Malcolm Gladwell, he of the brilliant Tipping Point and expose of Olympic Sins, wrote a New Yorker article last year called The Social Life of Paper. In it, he argues that at present there is no replacement for paper, because paper offers several "affordances" that other media that capture words do not have:
  • spacial flexibility: easy to move around, sort, organize and prioritize in a tangible, physical, humanly ideosyncratic way, even before the author/user has decided if/how to categorize it (so it can be filed)
  • tailorability: easy to annotate in multiple, personal ways, without inexorably defacing the original, thus suiting itself to collaborative effort
  • browsability: easy to skip ahead, and back and forth to study two or more sections or passages in parallel
Gladwell defends the apparent mess of knowledge workers' desktops, insisting that filing of the mounds of stuff on our desktops is inefficient, premature, and logically impossible. He damns filng cabinets (invented by the same Dewey who invented the library indexing system) as, at best, the final resting place for documents that are unlikely thereafter ever to see the light of day again. These stacks of paper are, he says, 'contextual clues to unresolved ideas'. And the documents themselves, with earmarks, annotations, marginalia and ungainly attachments, are not knowledge themselves but rather support for the knowledge that resides in people's heads, and hence any digitization that changes the organization of this 'support material' inevitably lessens, rather than increases its value.

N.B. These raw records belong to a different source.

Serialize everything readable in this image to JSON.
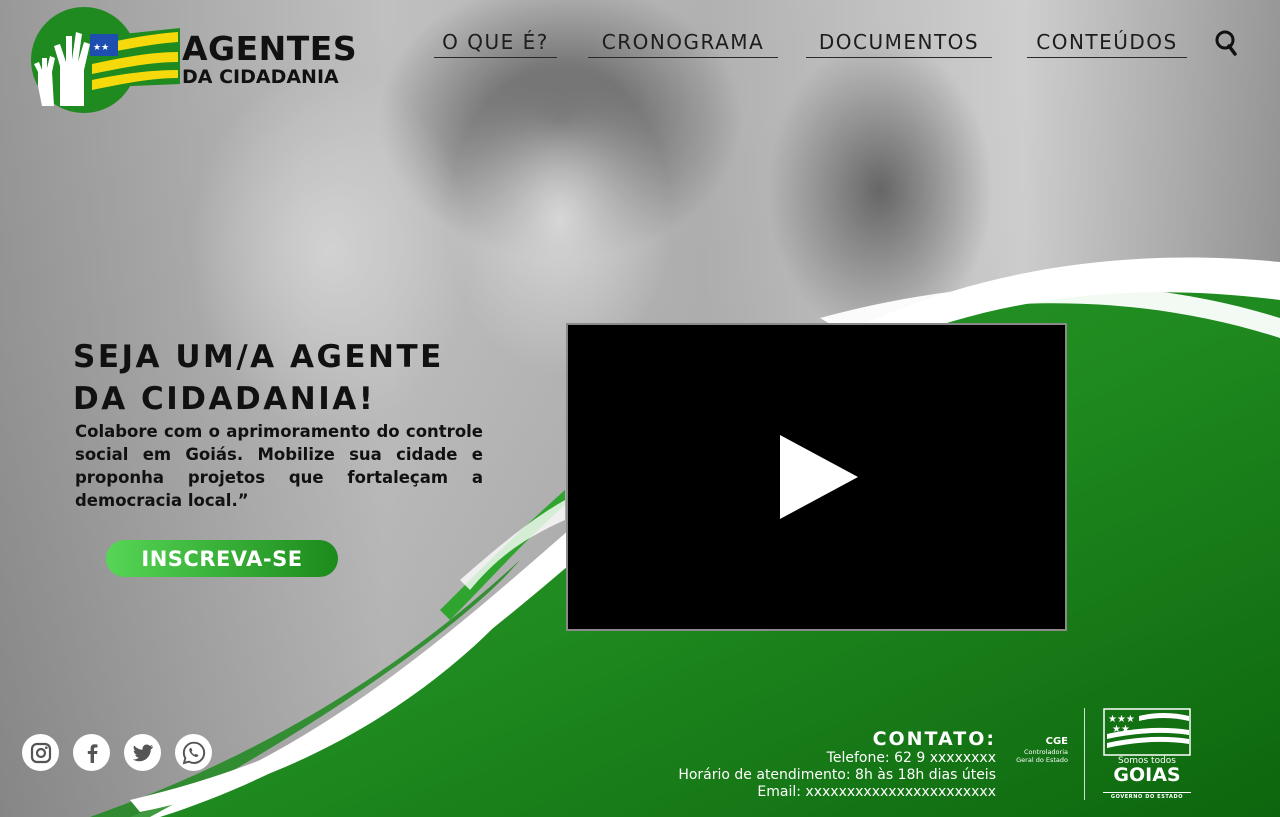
{
  "colors": {
    "brand_green": "#1f8a1f",
    "brand_green_dark": "#0e6a0e",
    "brand_yellow": "#f5d90a",
    "cta_light": "#56d656",
    "text_dark": "#111111",
    "video_bg": "#000000"
  },
  "header": {
    "logo": {
      "title": "AGENTES",
      "subtitle": "DA CIDADANIA",
      "icon": "hands-flag-logo"
    },
    "nav": [
      {
        "label": "O QUE É?"
      },
      {
        "label": "CRONOGRAMA"
      },
      {
        "label": "DOCUMENTOS"
      },
      {
        "label": "CONTEÚDOS"
      }
    ],
    "search_icon": "search-icon"
  },
  "hero": {
    "heading_line1": "SEJA UM/A AGENTE",
    "heading_line2": "DA CIDADANIA!",
    "body": "Colabore com o aprimoramento do controle social em Goiás. Mobilize sua cidade e proponha projetos que fortaleçam a democracia local.”",
    "cta_label": "INSCREVA-SE",
    "video": {
      "icon": "play-icon"
    }
  },
  "social": [
    {
      "icon": "instagram-icon"
    },
    {
      "icon": "facebook-icon"
    },
    {
      "icon": "twitter-icon"
    },
    {
      "icon": "whatsapp-icon"
    }
  ],
  "contact": {
    "title": "CONTATO:",
    "phone": "Telefone: 62 9 xxxxxxxx",
    "hours": "Horário de atendimento: 8h às 18h dias úteis",
    "email": "Email: xxxxxxxxxxxxxxxxxxxxxxx"
  },
  "footer_logos": {
    "cge_acronym": "CGE",
    "cge_name": "Controladoria Geral do Estado",
    "goias_tagline": "Somos todos",
    "goias_name": "GOIAS",
    "goias_sub": "GOVERNO DO ESTADO"
  }
}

'The mark of the contemporary office is not the file', writes Gladwell, 'it's the pile.' The three-dimensional, multivariate physical desktop, with all its flexibility of arrangement, allows for 'situational awareness' that the misnamed 'electronic desktop' simply cannot replicate.

So, herewith, a challenge to software developers. Throw away all the preconceptions and Microsoft standards about how the computer should organize and display information and documents. Start with, dare I say,  a clean desktop, and invent new virtual surrogates for the physical desktop, and for the physical document, that replicate as closely as possible their 'user experiences' and convey their advantages: spacial flexibility, tailorability, browsability, and capacity for situational awareness. Gladwell's right, but I don't want to be tied to my desk, I want to carry it in my briefcase, and save some trees in the process.  And make it so instinctively obvious that we don't need 'user training' to use it.

It's time to obsolesce Dewey, desktops and paper. Surely there are some creative minds out there that are up to the task? My future editor thanks you in advance, as do I.